======
README
======

This package provides a file and storage implementation for zope3 without
using the mongodb GridFS. As you probably know, the GridFS should not get used
for small binar data because it will double the number of queries. This package
will provide a simple file object which stores the file meta and chunk data in
one mongodb document (object).

NOTE: We also provide an m01.grid package which supports th GridFS
implementation with a similar API. The m01.grid is recommended if you need to
store larger data then the mongodb can store for one doucment.

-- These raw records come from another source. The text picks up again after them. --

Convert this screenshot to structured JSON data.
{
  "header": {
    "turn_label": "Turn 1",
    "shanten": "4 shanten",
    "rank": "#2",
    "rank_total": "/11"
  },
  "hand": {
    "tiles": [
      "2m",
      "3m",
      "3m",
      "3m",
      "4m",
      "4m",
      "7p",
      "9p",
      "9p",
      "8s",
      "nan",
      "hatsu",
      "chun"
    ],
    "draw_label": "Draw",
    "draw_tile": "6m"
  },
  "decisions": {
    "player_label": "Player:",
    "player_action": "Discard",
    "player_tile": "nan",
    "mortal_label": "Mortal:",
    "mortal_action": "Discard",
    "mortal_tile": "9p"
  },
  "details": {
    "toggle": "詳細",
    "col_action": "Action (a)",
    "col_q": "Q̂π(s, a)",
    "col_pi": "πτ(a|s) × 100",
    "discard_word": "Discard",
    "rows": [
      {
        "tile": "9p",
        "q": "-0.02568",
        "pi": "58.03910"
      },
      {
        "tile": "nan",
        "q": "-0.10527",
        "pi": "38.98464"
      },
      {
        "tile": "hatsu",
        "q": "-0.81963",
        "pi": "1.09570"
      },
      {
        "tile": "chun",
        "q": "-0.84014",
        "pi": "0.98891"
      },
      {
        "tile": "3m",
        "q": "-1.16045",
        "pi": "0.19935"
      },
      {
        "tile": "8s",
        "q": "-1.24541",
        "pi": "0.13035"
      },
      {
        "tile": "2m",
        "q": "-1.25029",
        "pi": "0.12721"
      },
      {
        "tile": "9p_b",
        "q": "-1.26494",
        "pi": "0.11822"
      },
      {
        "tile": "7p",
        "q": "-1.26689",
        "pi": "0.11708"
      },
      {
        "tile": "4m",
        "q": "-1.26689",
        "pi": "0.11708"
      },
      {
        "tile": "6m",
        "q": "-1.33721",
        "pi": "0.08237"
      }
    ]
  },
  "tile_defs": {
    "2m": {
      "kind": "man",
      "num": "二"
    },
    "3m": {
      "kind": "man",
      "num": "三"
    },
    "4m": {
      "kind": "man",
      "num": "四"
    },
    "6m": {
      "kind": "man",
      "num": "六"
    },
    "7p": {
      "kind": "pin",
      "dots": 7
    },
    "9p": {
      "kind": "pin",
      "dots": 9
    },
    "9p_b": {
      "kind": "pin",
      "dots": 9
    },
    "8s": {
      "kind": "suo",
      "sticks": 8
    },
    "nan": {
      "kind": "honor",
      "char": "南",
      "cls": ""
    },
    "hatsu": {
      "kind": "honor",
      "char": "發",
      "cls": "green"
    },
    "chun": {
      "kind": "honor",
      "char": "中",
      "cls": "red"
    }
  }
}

How we process file upload
--------------------------

This description defines how a file upload will get processd in some raw
steps. It defines some internal part we use for processing an input stream
but it doesn't really explain how we implemented the file storage pattern.

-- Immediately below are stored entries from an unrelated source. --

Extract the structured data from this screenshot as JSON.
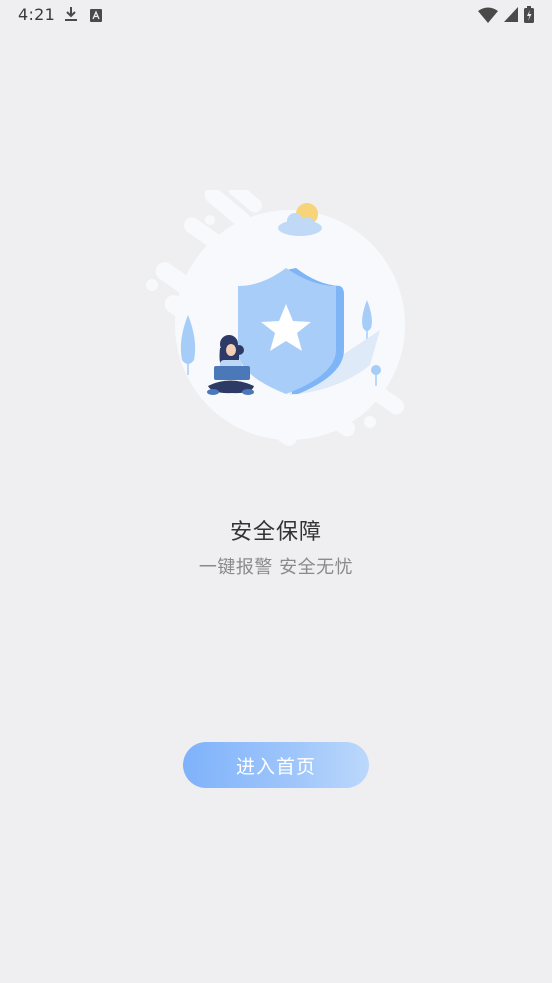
{
  "status_bar": {
    "time": "4:21",
    "left_icons": [
      "download-icon",
      "a-badge-icon"
    ],
    "right_icons": [
      "wifi-icon",
      "signal-icon",
      "battery-icon"
    ]
  },
  "illustration": {
    "description_icons": [
      "shield-star-icon",
      "person-laptop-icon",
      "cloud-sun-icon",
      "tree-icon"
    ]
  },
  "main": {
    "title": "安全保障",
    "subtitle": "一键报警 安全无忧"
  },
  "enter_button": {
    "label": "进入首页"
  },
  "colors": {
    "background": "#efeff1",
    "button_gradient_start": "#7fb2fb",
    "button_gradient_end": "#bcd8fb",
    "shield": "#9cc6f7",
    "title_text": "#333333",
    "subtitle_text": "#8a8a8a"
  }
}
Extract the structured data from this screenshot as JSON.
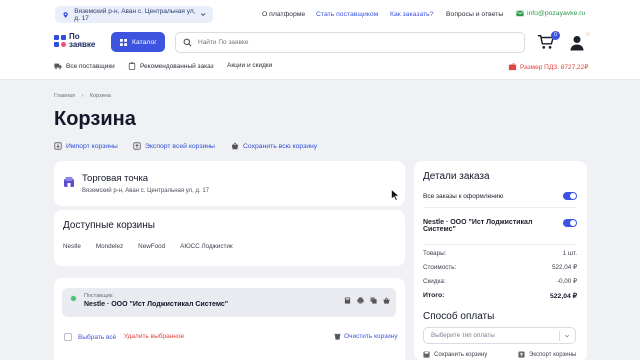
{
  "topbar": {
    "address": "Вяземский р-н, Аван с. Центральная ул, д. 17",
    "links": [
      "О платформе",
      "Стать поставщиком",
      "Как заказать?",
      "Вопросы и ответы"
    ],
    "email": "info@pozayavke.ru"
  },
  "header": {
    "logo_line1": "По",
    "logo_line2": "заявке",
    "catalog_label": "Каталог",
    "search_placeholder": "Найти По заявке",
    "cart_count": "0",
    "user_badge": "☆"
  },
  "subnav": {
    "items": [
      "Все поставщики",
      "Рекомендованный заказ",
      "Акции и скидки"
    ],
    "pdz": "Размер ПДЗ: 8727,22₽"
  },
  "breadcrumb": [
    "Главная",
    "Корзина"
  ],
  "page": {
    "title": "Корзина",
    "actions": [
      "Импорт корзины",
      "Экспорт всей корзины",
      "Сохранить всю корзину"
    ]
  },
  "store": {
    "title": "Торговая точка",
    "address": "Вяземский р-н, Аван с. Центральная ул, д. 17"
  },
  "available": {
    "title": "Доступные корзины",
    "chips": [
      "Nestle",
      "Mondelez",
      "NewFood",
      "АЮСС Лоджистик"
    ]
  },
  "supplier": {
    "label": "Поставщик:",
    "name": "Nestle · ООО \"Ист Лоджистикал Системс\""
  },
  "selection": {
    "select_all": "Выбрать всё",
    "delete_selected": "Удалить выбранное",
    "clear_cart": "Очистить корзину"
  },
  "order": {
    "title": "Детали заказа",
    "all_to_checkout": "Все заказы к оформлению",
    "all_to_checkout_on": true,
    "supplier_line1": "Nestle · ООО \"Ист Лоджистикал",
    "supplier_line2": "Системс\"",
    "supplier_on": true,
    "rows": [
      {
        "label": "Товары:",
        "value": "1 шт."
      },
      {
        "label": "Стоимость:",
        "value": "522,04 ₽"
      },
      {
        "label": "Скидка:",
        "value": "-0,00 ₽"
      }
    ],
    "total_label": "Итого:",
    "total_value": "522,04 ₽",
    "payment_title": "Способ оплаты",
    "payment_placeholder": "Выберите тип оплаты",
    "save_cart": "Сохранить корзину",
    "export_cart": "Экспорт корзины"
  },
  "colors": {
    "accent": "#3d54e0",
    "danger": "#e0453f",
    "success": "#4fbe77"
  }
}
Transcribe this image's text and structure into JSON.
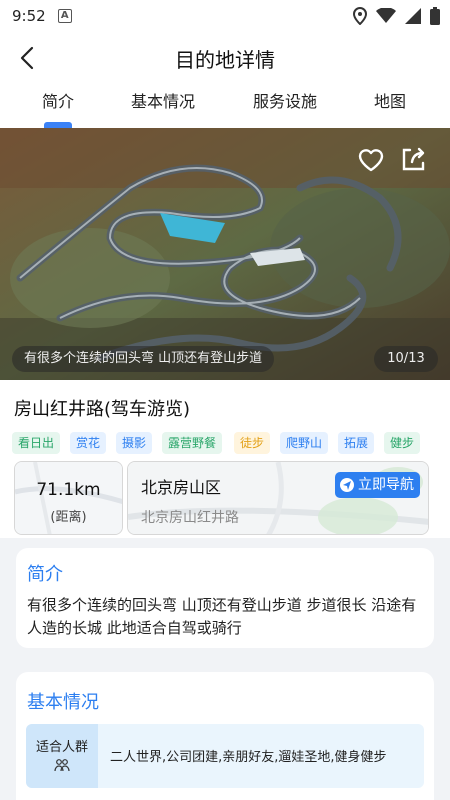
{
  "status_bar": {
    "time": "9:52",
    "badge": "A"
  },
  "header": {
    "title": "目的地详情"
  },
  "tabs": [
    {
      "label": "简介",
      "active": true
    },
    {
      "label": "基本情况",
      "active": false
    },
    {
      "label": "服务设施",
      "active": false
    },
    {
      "label": "地图",
      "active": false
    }
  ],
  "hero": {
    "caption": "有很多个连续的回头弯 山顶还有登山步道",
    "counter": "10/13",
    "icons": [
      "heart-outline-icon",
      "share-icon"
    ]
  },
  "place": {
    "name": "房山红井路(驾车游览)"
  },
  "tags": [
    {
      "label": "看日出",
      "color": "green"
    },
    {
      "label": "赏花",
      "color": "blue"
    },
    {
      "label": "摄影",
      "color": "blue"
    },
    {
      "label": "露营野餐",
      "color": "green"
    },
    {
      "label": "徒步",
      "color": "orange"
    },
    {
      "label": "爬野山",
      "color": "blue"
    },
    {
      "label": "拓展",
      "color": "blue"
    },
    {
      "label": "健步",
      "color": "green"
    }
  ],
  "distance": {
    "value": "71.1km",
    "label": "(距离)"
  },
  "location": {
    "city": "北京房山区",
    "address": "北京房山红井路",
    "navigate_label": "立即导航"
  },
  "intro": {
    "title": "简介",
    "text": "有很多个连续的回头弯 山顶还有登山步道 步道很长 沿途有人造的长城 此地适合自驾或骑行"
  },
  "basic": {
    "title": "基本情况",
    "rows": [
      {
        "label": "适合人群",
        "value": "二人世界,公司团建,亲朋好友,遛娃圣地,健身健步"
      }
    ]
  },
  "colors": {
    "accent": "#2d7ff0",
    "tab_indicator": "#3b82f6",
    "section_bg": "#f1f3f6"
  }
}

The browser defins a form with a file upload input field:

  - client starts file upload

The file upload will get sent to the server:

  - create request

  - read input stream

  - process input stream

    - define a cgi parser (p01.cgi.parser.parseFormData)

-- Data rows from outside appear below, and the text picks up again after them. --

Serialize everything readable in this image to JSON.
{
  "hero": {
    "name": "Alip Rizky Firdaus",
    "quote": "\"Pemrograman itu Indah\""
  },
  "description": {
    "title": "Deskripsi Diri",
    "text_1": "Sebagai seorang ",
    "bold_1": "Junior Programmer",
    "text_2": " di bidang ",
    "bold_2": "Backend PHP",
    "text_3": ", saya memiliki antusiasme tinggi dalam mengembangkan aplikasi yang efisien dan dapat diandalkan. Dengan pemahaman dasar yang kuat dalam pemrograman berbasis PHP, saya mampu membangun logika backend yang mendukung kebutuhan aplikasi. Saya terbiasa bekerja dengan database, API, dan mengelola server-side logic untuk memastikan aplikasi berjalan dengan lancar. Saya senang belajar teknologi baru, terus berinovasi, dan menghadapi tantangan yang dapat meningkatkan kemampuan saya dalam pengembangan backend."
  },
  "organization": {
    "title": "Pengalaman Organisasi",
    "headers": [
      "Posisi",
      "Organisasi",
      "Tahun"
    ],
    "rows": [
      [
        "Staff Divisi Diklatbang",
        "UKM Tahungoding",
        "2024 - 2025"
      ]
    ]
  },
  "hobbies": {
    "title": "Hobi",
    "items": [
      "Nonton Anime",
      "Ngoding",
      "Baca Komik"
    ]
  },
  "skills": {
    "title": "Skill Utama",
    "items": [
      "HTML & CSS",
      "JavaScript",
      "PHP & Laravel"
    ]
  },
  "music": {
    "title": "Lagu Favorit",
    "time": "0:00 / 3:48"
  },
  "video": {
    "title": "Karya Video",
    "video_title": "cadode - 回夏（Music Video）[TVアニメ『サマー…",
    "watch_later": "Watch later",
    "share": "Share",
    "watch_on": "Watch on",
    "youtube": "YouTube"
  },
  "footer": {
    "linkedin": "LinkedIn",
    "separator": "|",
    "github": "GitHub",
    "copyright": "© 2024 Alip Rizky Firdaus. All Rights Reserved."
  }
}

    - parse input stream with cgi parser

      - write file upload part in tmp file

      - wrap file upload part from input stream with FileUpload

    - store FileUpload instance in request.form with the form input field
      name as key

The file upload get processed from the request by using z3c.form components:

  - z3c.form defines a widget

  - z3c.widget reads the FileUpload from the request

  - z3c.form data converter returns the plain FileUpload

  - z3c.form data manager stores the FileUpload as attribute value

Each file item provides an fileUpload property (attribute) which is responsible
to process the given FileUpload object. The defualt built-in fileUpload
property does the following:

  - get a FileWriter

The FileWrite knows how to write the given FileUpload tmp file to mongodb.


setup
-----

  >>> import re
  >>> from pprint import pprint
  >>> from pymongo import ASCENDING
  >>> import transaction
  >>> import m01.mongo.testing
  >>> import m01.fs.testing

Also define a normalizer:

  >>> patterns = [
  ...    (re.compile("ObjectId\(\'[a-zA-Z0-9]+\'\)"), r"ObjectId('...')"),
  ...    (re.compile("datetime.datetime\([a-zA-Z0-9, ]+tzinfo=<bson.tz_util.FixedOffset[a-zA-Z0-9 ]+>\)"),
  ...                "datetime(..., tzinfo=<bson.tz_util.FixedOffset ...>)"),
  ...    (re.compile("datetime.datetime\([a-zA-Z0-9, ]+tzinfo=[a-zA-Z0-9>]+\)"),
  ...                "datetime(..., tzinfo= ...)"),
  ...    (re.compile("datetime\([a-z0-9, ]+\)"), "datetime(...)"),
  ...    (re.compile("object at 0x[a-zA-Z0-9]+"), "object at ..."),
  ...    ]
  >>> reNormalizer = m01.mongo.testing.RENormalizer(patterns)

Test the file storage:

  >>> db = m01.fs.testing.getTestDatabase()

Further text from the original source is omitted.